Startup doesn't require SECURITY team

I’ve noticed a frustrating pattern across startups (at any stage, not just early): security is often neglected or downplayed. Under intense product and growth pressures, developers (who already wear multiple hats) sometimes end up:

    - Pushing secrets or credentials to code repos
    - Writing vulnerable or buggy code
    - Avoiding security scanners/testing because they “slow things down”
    - Generally fighting against security measures such ex:JIT permissions instead of embracing them

On top of this, many startups don’t allocate budget or priority to security—even critical initiatives. Whether the company is pre-revenue, or focusing heavily on growth, this often translates into:

    - Minimal (or no) dedicated security resources
    - Incomplete processes for securing data and infrastructure
    - A culture that sees security as an obstacle rather than a foundational need

The Core Question Is it worth working at a startup if you care deeply about security? Or are bigger tech companies, with more established programs, dedicated budgets, and better compensation packages, simply the safer bet?

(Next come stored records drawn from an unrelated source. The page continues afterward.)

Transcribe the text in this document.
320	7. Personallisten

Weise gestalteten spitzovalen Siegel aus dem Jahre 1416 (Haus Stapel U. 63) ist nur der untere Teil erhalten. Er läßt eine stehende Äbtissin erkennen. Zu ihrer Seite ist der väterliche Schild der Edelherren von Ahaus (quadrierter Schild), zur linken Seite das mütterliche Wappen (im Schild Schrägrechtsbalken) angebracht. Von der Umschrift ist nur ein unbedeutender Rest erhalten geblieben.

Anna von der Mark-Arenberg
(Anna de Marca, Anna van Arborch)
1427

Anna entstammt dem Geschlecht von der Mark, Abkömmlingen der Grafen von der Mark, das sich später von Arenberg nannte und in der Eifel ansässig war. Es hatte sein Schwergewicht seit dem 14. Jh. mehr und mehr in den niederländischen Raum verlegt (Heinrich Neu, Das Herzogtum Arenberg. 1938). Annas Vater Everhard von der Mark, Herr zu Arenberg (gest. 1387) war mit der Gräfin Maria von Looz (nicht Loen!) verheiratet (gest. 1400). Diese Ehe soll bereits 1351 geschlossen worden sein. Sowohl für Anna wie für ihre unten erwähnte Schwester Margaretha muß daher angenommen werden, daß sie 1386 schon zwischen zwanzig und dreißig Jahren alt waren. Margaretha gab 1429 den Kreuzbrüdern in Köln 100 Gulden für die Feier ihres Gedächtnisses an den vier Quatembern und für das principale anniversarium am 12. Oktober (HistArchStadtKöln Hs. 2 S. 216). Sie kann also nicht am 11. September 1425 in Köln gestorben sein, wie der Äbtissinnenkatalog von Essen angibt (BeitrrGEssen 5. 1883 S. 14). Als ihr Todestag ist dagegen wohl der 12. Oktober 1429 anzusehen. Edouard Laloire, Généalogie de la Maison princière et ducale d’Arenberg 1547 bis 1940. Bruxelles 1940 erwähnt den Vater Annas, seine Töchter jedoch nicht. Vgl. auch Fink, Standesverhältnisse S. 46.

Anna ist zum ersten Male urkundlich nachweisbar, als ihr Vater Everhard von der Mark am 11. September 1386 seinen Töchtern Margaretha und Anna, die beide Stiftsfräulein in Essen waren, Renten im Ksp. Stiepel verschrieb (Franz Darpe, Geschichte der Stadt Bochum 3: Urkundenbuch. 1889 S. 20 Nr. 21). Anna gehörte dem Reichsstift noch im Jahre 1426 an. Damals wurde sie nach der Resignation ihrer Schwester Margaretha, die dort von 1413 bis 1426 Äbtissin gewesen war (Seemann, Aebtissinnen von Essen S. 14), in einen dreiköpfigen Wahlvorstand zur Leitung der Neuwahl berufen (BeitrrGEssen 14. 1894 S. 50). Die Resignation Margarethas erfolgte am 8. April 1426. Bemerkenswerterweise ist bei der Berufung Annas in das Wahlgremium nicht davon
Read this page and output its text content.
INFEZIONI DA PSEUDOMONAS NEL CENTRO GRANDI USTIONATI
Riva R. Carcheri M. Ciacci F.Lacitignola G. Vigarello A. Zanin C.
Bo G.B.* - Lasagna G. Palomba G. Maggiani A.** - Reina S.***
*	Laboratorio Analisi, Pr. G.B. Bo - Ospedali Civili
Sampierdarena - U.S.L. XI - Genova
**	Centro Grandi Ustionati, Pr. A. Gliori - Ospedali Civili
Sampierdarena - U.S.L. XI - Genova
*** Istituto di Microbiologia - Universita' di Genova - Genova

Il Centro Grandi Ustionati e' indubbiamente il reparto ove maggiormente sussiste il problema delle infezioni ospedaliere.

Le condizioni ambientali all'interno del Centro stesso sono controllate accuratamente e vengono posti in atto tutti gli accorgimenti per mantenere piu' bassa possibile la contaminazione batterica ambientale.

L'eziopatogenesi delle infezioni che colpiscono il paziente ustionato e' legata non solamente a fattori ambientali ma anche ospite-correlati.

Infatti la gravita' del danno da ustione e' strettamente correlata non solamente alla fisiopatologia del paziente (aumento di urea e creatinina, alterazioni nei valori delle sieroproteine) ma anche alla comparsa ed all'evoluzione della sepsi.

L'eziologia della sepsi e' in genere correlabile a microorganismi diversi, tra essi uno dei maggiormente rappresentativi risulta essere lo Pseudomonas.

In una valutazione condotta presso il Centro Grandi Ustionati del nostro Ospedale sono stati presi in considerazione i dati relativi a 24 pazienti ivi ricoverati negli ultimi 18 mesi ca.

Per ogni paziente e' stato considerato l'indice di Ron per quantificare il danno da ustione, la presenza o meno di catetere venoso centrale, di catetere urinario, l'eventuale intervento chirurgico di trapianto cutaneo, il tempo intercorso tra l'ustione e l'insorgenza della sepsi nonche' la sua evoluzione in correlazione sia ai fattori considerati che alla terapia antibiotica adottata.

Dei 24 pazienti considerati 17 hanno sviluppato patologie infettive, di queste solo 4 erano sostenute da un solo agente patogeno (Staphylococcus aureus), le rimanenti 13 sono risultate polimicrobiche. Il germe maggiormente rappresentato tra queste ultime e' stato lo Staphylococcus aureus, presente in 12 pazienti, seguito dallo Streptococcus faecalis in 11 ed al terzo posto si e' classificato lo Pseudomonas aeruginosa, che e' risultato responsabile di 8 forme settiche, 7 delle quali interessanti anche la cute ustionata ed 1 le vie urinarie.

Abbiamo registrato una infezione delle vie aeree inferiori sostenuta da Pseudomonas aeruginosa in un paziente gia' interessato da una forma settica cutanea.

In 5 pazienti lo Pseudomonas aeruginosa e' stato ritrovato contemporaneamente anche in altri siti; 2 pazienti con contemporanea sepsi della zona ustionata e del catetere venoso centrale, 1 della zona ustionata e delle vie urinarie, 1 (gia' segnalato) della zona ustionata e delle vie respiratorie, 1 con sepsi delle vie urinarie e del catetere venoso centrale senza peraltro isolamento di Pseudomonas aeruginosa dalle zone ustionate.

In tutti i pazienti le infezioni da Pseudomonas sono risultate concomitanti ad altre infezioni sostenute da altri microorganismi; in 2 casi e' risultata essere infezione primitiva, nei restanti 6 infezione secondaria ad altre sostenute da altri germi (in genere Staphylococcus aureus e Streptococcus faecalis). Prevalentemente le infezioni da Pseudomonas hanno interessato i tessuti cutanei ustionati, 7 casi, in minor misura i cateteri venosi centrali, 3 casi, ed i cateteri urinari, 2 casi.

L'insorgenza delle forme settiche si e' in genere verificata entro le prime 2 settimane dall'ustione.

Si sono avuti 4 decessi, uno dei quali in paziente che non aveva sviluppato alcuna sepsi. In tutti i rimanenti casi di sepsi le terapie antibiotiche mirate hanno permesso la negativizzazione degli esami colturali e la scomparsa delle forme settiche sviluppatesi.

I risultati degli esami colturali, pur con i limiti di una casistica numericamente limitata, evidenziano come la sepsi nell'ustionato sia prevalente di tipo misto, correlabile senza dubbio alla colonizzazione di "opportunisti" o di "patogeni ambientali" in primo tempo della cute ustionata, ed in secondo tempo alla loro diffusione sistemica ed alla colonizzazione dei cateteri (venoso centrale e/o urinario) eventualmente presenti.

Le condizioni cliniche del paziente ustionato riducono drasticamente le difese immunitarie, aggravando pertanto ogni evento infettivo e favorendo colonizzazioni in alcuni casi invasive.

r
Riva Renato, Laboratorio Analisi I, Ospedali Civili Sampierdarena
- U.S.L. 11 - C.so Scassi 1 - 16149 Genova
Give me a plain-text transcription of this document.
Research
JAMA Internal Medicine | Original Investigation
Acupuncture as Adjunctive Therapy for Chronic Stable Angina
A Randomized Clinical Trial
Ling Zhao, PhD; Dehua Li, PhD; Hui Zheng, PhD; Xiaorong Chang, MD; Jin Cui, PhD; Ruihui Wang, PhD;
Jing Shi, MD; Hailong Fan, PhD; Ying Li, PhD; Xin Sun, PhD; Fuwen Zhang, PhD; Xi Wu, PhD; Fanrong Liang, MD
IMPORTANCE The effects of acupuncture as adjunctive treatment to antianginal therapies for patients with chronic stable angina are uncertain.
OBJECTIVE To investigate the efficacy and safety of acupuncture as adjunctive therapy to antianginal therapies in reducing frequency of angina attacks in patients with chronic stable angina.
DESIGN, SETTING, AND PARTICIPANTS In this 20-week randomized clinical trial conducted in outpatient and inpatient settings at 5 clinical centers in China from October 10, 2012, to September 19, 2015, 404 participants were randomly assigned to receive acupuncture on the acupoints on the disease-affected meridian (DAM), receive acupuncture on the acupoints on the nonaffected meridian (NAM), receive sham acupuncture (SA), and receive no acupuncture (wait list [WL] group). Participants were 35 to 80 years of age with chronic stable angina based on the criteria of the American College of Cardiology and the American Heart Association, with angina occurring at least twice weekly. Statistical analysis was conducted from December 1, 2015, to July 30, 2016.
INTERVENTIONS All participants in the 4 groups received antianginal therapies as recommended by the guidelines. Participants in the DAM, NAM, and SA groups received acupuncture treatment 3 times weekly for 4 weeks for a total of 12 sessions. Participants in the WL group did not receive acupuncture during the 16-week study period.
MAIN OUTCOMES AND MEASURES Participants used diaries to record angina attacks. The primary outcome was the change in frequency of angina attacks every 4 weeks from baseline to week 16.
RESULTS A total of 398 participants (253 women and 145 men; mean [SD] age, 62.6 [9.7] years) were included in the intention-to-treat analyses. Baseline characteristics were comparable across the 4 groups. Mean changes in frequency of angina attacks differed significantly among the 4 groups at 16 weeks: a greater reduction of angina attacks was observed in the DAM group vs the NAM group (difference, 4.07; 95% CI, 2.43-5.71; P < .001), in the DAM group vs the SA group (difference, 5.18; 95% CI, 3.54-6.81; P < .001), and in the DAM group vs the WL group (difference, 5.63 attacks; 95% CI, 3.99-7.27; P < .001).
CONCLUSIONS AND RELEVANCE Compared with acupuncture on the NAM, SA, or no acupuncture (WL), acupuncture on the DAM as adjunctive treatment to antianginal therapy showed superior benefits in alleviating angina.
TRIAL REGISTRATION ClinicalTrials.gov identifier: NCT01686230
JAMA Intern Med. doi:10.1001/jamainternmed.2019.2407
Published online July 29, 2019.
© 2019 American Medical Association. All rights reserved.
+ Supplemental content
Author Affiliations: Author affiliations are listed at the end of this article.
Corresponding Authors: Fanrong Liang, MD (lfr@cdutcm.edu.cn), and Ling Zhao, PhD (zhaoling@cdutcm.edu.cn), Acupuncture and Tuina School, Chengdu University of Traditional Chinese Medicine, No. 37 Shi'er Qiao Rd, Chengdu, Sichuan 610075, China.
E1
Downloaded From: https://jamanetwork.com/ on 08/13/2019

Personal Conclusion After seeing how often security is sidelined/destroyed, I’m leaning toward the idea that security-minded engineers should pursue roles in bigger tech companies, where you can potentially earn a $300k+ package, vest RSUs, and have the resources to do security the right way. Recruiters may lure you with lots of startup stock options, but in my humble opinion, it’s better to run away from startups—especially when security is a core concern.